‘Never assume a woman is pregnant. Even if her waters break’
Jennifer O’Connell: Small talk is fraught with peril. A few rules can help avoid catastrophe
Never, ever assume someone is pregnant, even if you’re both on the labour ward and she’s screaming for an epidural. Photograph: Getty
I was waiting in the pharmacy to pick up a prescription – there was a bit of a backlog, and a small crowd was milling around the counter – hoping that when our turn came, and the pharmacist went through the side effects, they wouldn’t include flatulence or sexual dysfunction. Just in case, we kept our eyes trained firmly on the floor.
The pharmacist’s assistant came out with a box wrapped in a paper bag. She called out a name, and a woman about my age, accompanied by two restless children, stepped forward. The pharmacist’s assistant looked at her, hesitated and said she needed to check something with the pharmacist.
“It won’t take a minute,” the assistant said importantly, and loudly enough for us all to hear. “I’m just not sure if you’re allowed to have this.”
“Why not?” the now slightly agitated woman with the restless children asked.
“I don’t think it’s safe in pregnancy,” she said, delighted that, at last, all her studying had paid off. She was probably already imagining the pharmacist congratulating her on her keen perception and care for customers.
The pharmacy fell silent as though we all, in unison, had a premonition of what was coming next
The pharmacy fell silent as though we all, in unison, had a premonition of what was coming next.
“I’m not pregnant,” the now highly agitated woman enunciated, syllable by syllable. “Wow. Wow.”
She turned to the rest of us. “Do I look pregnant?” she demanded.
We all turned for a look. She definitely did not look pregnant.
You could see the red radiating through the assistant’s fake tan, as far as her hairline. “I’ll just ring this up for you.”
“Wow,” the not-pregnant woman said again.
It has happened to us all, hasn’t it? Well, no, actually. It hasn’t happened to me, because I live in fear of the possibility, and adhere to a simple rule. Never, ever assume that someone is pregnant until they tell you. Even if you’re both in the waiting room at the obstetrician’s office, her stomach is the size of a basketball, and she grabs your arm and shouts, “My waters just broke,” assume nothing. Even if you’re both on the labour ward, and she’s screaming for an epidural, assume nothing.
And when she does tell you she’s pregnant, and you feign shock, don’t follow up by saying, “I just thought you’d put on a bit of weight.” Don’t ask if she planned it. And certainly don’t say, as a friend’s former boss did, when she was announcing her second pregnancy in as many years, “Ha ha ha! You’re either very unlucky or very stupid.”
Small talk is fraught with the potential for diplomatic incident. There are other rules I keep meaning to start following.
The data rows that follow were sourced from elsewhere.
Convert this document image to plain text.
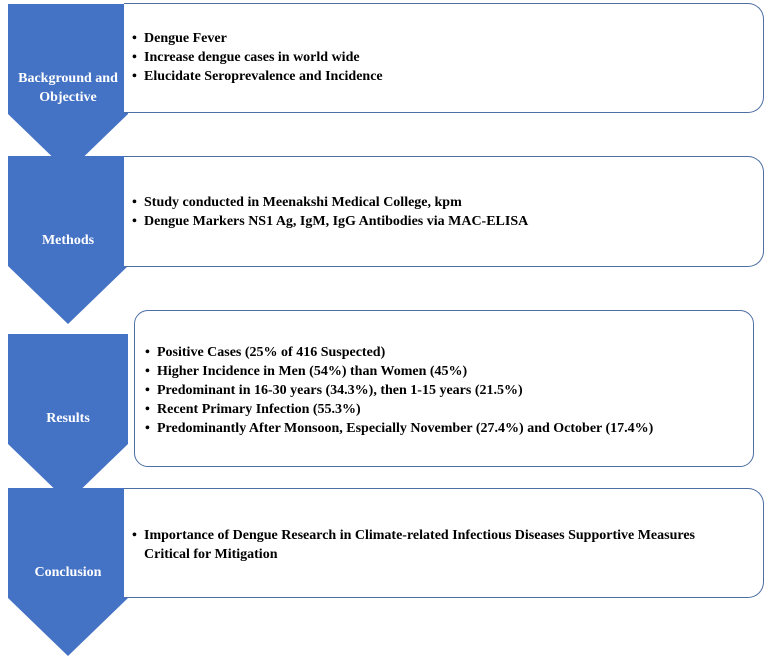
Background and
Objective
• Dengue Fever
• Increase dengue cases in world wide
• Elucidate Seroprevalence and Incidence
Methods
• Study conducted in Meenakshi Medical College, kpm
• Dengue Markers NS1 Ag, IgM, IgG Antibodies via MAC-ELISA
Results
• Positive Cases (25% of 416 Suspected)
• Higher Incidence in Men (54%) than Women (45%)
• Predominant in 16-30 years (34.3%), then 1-15 years (21.5%)
• Recent Primary Infection (55.3%)
• Predominantly After Monsoon, Especially November (27.4%) and October (17.4%)
Conclusion
• Importance of Dengue Research in Climate-related Infectious Diseases Supportive Measures Critical for Mitigation
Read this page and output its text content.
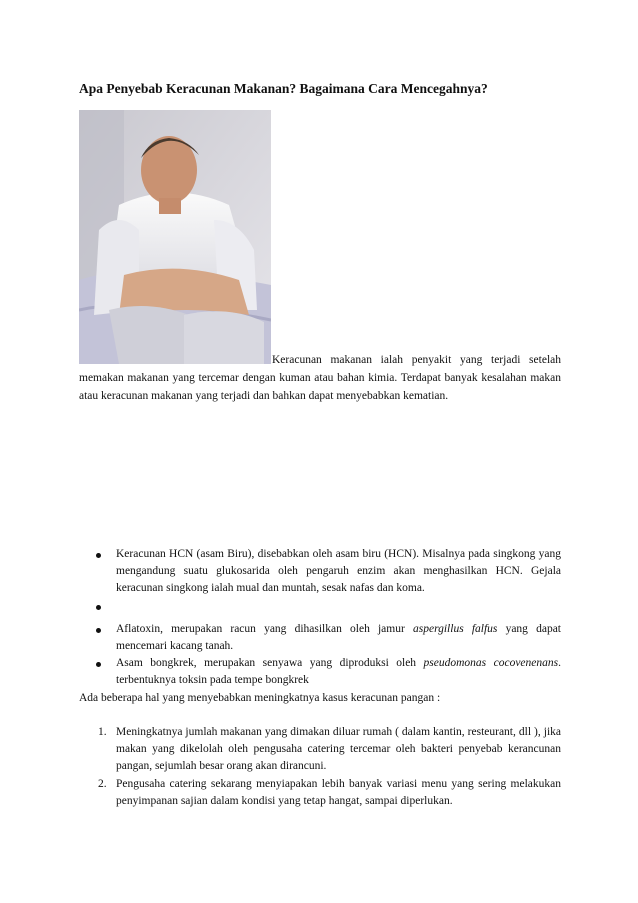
Apa Penyebab Keracunan Makanan? Bagaimana Cara Mencegahnya?
Keracunan makanan ialah penyakit yang terjadi setelah memakan makanan yang tercemar dengan kuman atau bahan kimia. Terdapat banyak kesalahan makan atau keracunan makanan yang terjadi dan bahkan dapat menyebabkan kematian.
Keracunan HCN (asam Biru), disebabkan oleh asam biru (HCN). Misalnya pada singkong yang mengandung suatu glukosarida oleh pengaruh enzim akan menghasilkan HCN. Gejala keracunan singkong ialah mual dan muntah, sesak nafas dan koma.
Aflatoxin, merupakan racun yang dihasilkan oleh jamur aspergillus falfus yang dapat mencemari kacang tanah.
Asam bongkrek, merupakan senyawa yang diproduksi oleh pseudomonas cocovenenans. terbentuknya toksin pada tempe bongkrek
Ada beberapa hal yang menyebabkan meningkatnya kasus keracunan pangan :
1. Meningkatnya jumlah makanan yang dimakan diluar rumah ( dalam kantin, resteurant, dll ), jika makan yang dikelolah oleh pengusaha catering tercemar oleh bakteri penyebab kerancunan pangan, sejumlah besar orang akan dirancuni.
2. Pengusaha catering sekarang menyiapakan lebih banyak variasi menu yang sering melakukan penyimpanan sajian dalam kondisi yang tetap hangat, sampai diperlukan.
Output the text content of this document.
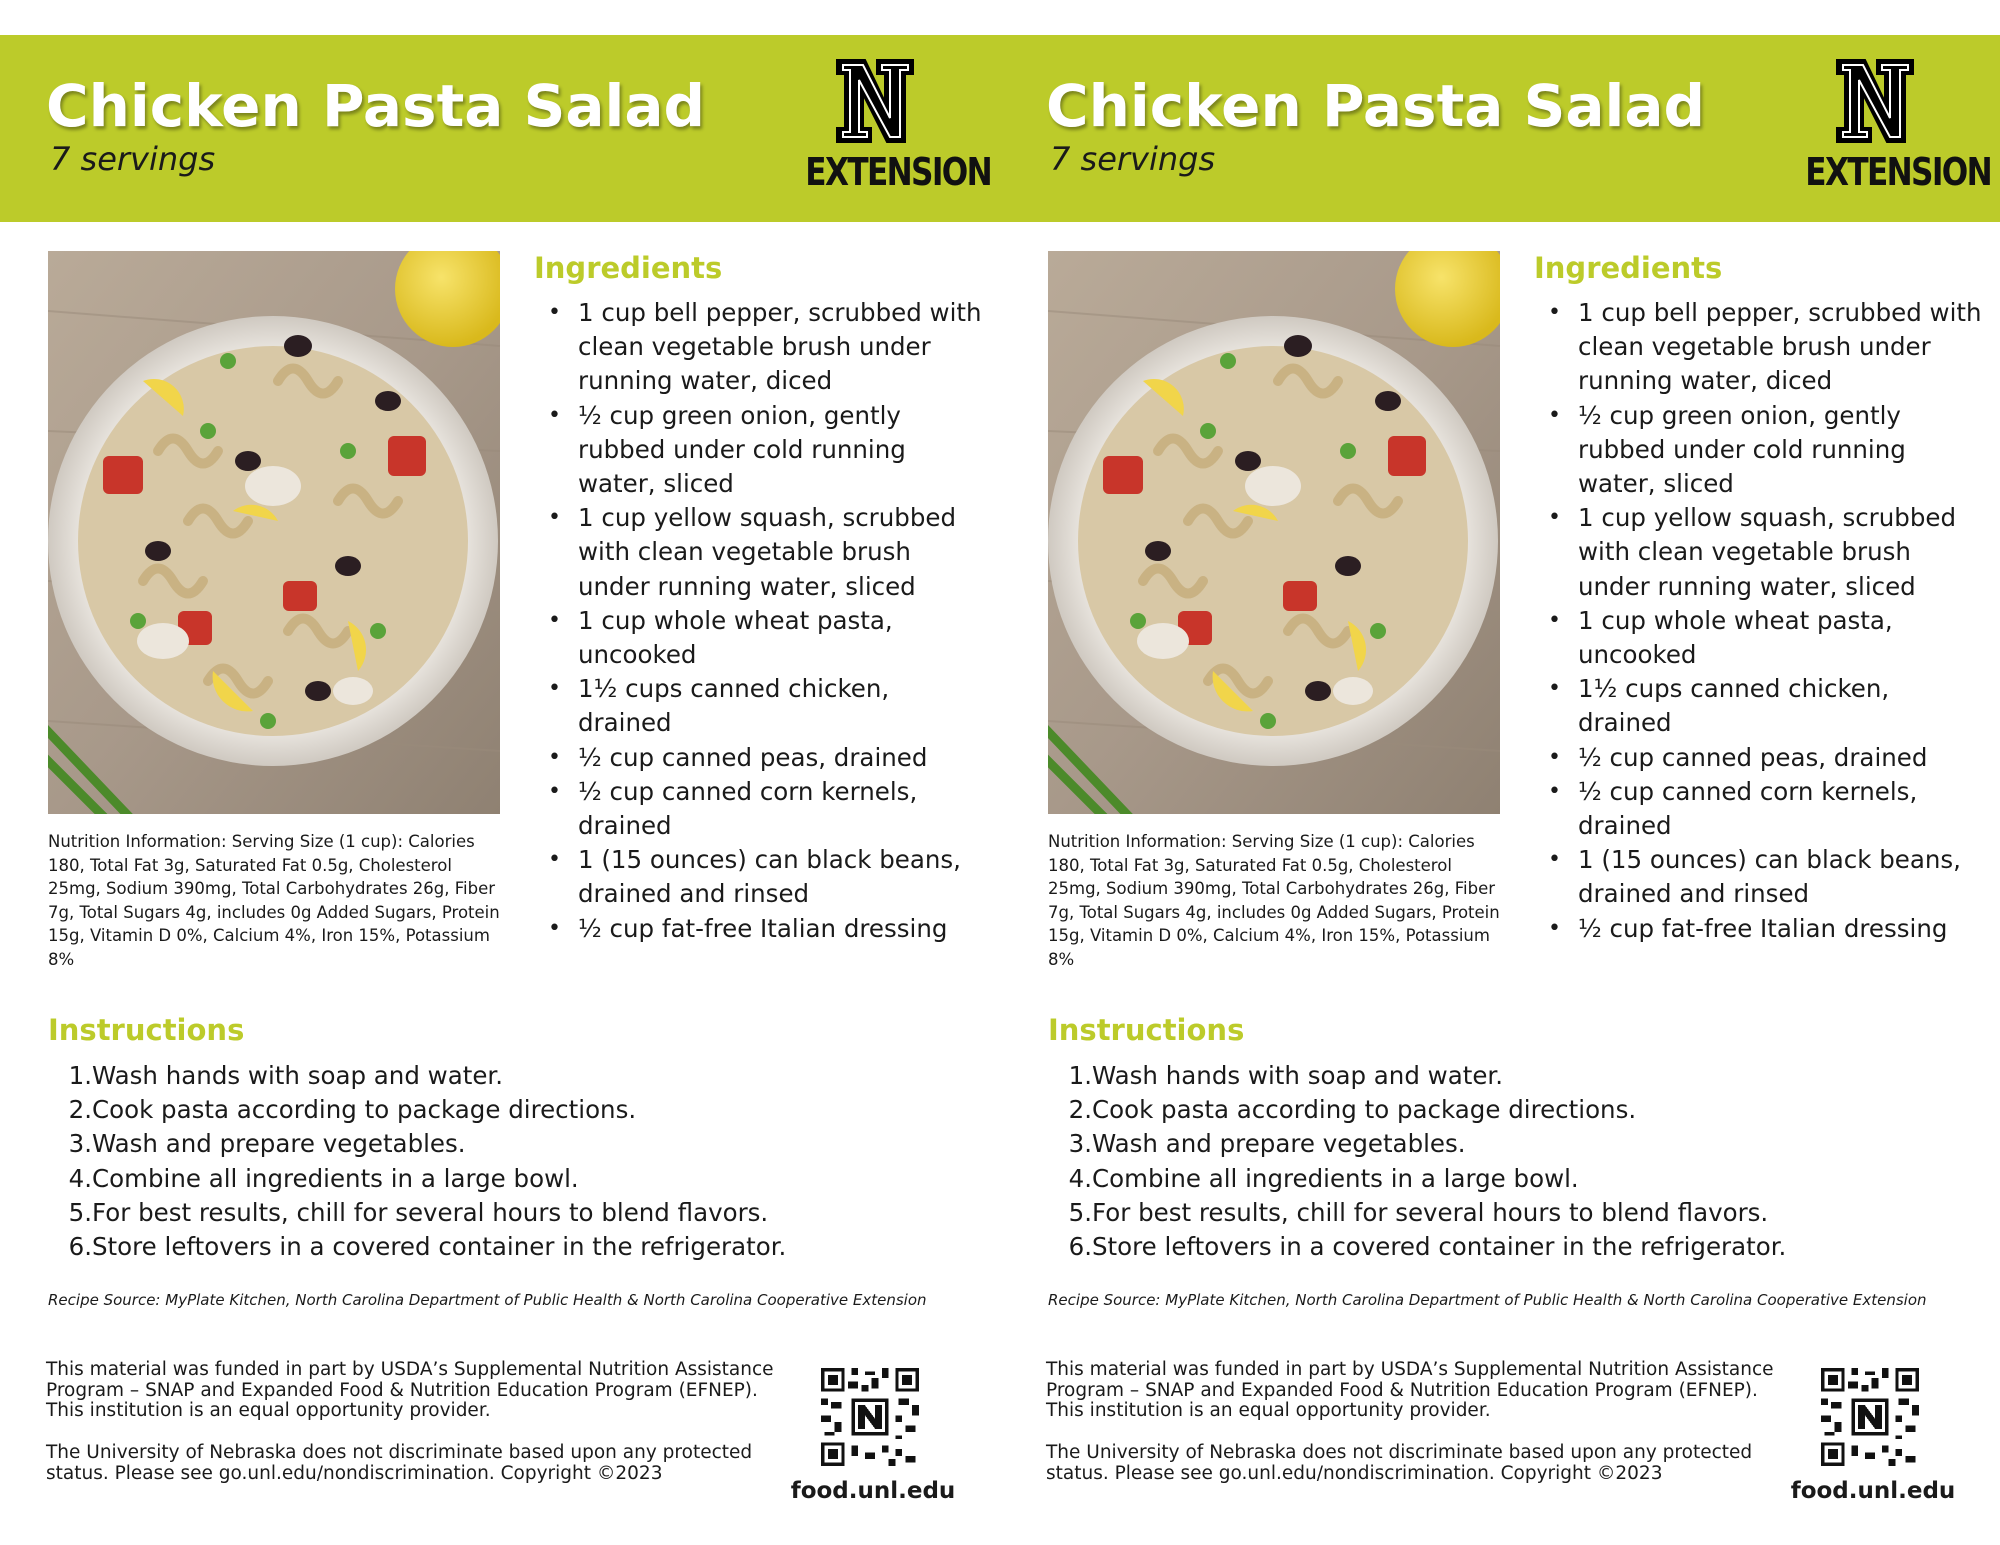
Chicken Pasta Salad
7 servings	EXTENSION
Nutrition Information: Serving Size (1 cup): Calories 180, Total Fat 3g, Saturated Fat 0.5g, Cholesterol 25mg, Sodium 390mg, Total Carbohydrates 26g, Fiber 7g, Total Sugars 4g, includes 0g Added Sugars, Protein 15g, Vitamin D 0%, Calcium 4%, Iron 15%, Potassium 8%
Ingredients
• 1 cup bell pepper, scrubbed with clean vegetable brush under running water, diced
• ½ cup green onion, gently rubbed under cold running water, sliced
• 1 cup yellow squash, scrubbed with clean vegetable brush under running water, sliced
• 1 cup whole wheat pasta, uncooked
• 1½ cups canned chicken, drained
• ½ cup canned peas, drained
• ½ cup canned corn kernels, drained
• 1 (15 ounces) can black beans, drained and rinsed
• ½ cup fat-free Italian dressing
Instructions
1.Wash hands with soap and water.
2.Cook pasta according to package directions.
3.Wash and prepare vegetables.
4.Combine all ingredients in a large bowl.
5.For best results, chill for several hours to blend flavors.
6.Store leftovers in a covered container in the refrigerator.
Recipe Source: MyPlate Kitchen, North Carolina Department of Public Health & North Carolina Cooperative Extension
This material was funded in part by USDA’s Supplemental Nutrition Assistance Program – SNAP and Expanded Food & Nutrition Education Program (EFNEP). This institution is an equal opportunity provider.
The University of Nebraska does not discriminate based upon any protected status. Please see go.unl.edu/nondiscrimination. Copyright ©2023
food.unl.edu
Chicken Pasta Salad
7 servings	EXTENSION
Nutrition Information: Serving Size (1 cup): Calories 180, Total Fat 3g, Saturated Fat 0.5g, Cholesterol 25mg, Sodium 390mg, Total Carbohydrates 26g, Fiber 7g, Total Sugars 4g, includes 0g Added Sugars, Protein 15g, Vitamin D 0%, Calcium 4%, Iron 15%, Potassium 8%
Ingredients
• 1 cup bell pepper, scrubbed with clean vegetable brush under running water, diced
• ½ cup green onion, gently rubbed under cold running water, sliced
• 1 cup yellow squash, scrubbed with clean vegetable brush under running water, sliced
• 1 cup whole wheat pasta, uncooked
• 1½ cups canned chicken, drained
• ½ cup canned peas, drained
• ½ cup canned corn kernels, drained
• 1 (15 ounces) can black beans, drained and rinsed
• ½ cup fat-free Italian dressing
Instructions
1.Wash hands with soap and water.
2.Cook pasta according to package directions.
3.Wash and prepare vegetables.
4.Combine all ingredients in a large bowl.
5.For best results, chill for several hours to blend flavors.
6.Store leftovers in a covered container in the refrigerator.
Recipe Source: MyPlate Kitchen, North Carolina Department of Public Health & North Carolina Cooperative Extension
This material was funded in part by USDA’s Supplemental Nutrition Assistance Program – SNAP and Expanded Food & Nutrition Education Program (EFNEP). This institution is an equal opportunity provider.
The University of Nebraska does not discriminate based upon any protected status. Please see go.unl.edu/nondiscrimination. Copyright ©2023
food.unl.edu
Don’t tell someone they look tired, unless you’re their mother. “Tired” is a euphemism for many things, and none of them is code for “You have a glow like Chrissy Teigen after a three-hour diamond-peel facial.”
Don’t tell anyone – women, actually, as men never seem to get this – to ‘cheer up, love, it may never happen’
Don’t tell anyone – women, actually, as men never seem to get this – to “cheer up, love, it may never happen.” You’ll be familiar with this one if, like me, you have a resting face that falls anything short of Julia Roberts when she discovered the EuroMillions-winning ticket in the pocket of her jeans just as she was about to put them in the wash.
We know we don’t always look pretty when we’re concerned, incredulous, outraged or thinking about the State giving a €300 million maternity hospital to the nuns, or merely stuck in the back of a taxi that reeks of curry and digestive indiscretions. We don’t care. It is not our job to provide your brain with a constant supply of miniature dopamine squirts.
Don’t ask someone where they’re “really” from. While I was living in the United States I noticed that Irish people have an unfortunate habit of not taking anyone’s word for it. If you ask someone where they’re from and they say they’re from Oakland, Oughterard or Outer Mongolia, you have no reason to be suspicious, regardless of the colour of their skin. Repeating the following phrase to yourself can be quite helpful: “I am not the ethnography police.”
Don’t tell anyone to look on the bright side. Whatever they’re facing – death, cancer, a break-up, a miscarriage – they don’t want to hear about the row you just had with your boss, your mild insomnia or your colossal email backlog. It can be tempting to try to find common ground, but resist. There’s a simple, but quite difficult to master, rule in offering comfort to someone in crisis: if what you’re about to say is designed to make things less uncomfortable for you only, don’t say it. Repeat the phrase: “I cannot fix this, and I shouldn’t try.”
Finally, in every context other than medical, lay off the inquiries about other people’s fertility plans. If you really have to know, assume nothing. Ask instead. And take it from someone who had two children within 18 months: humorous comments about their unconventional, or nonexistent, approach to family planning may not be appreciated.
Now go forth and make small talk without fear of becoming an anecdote in someone’s column.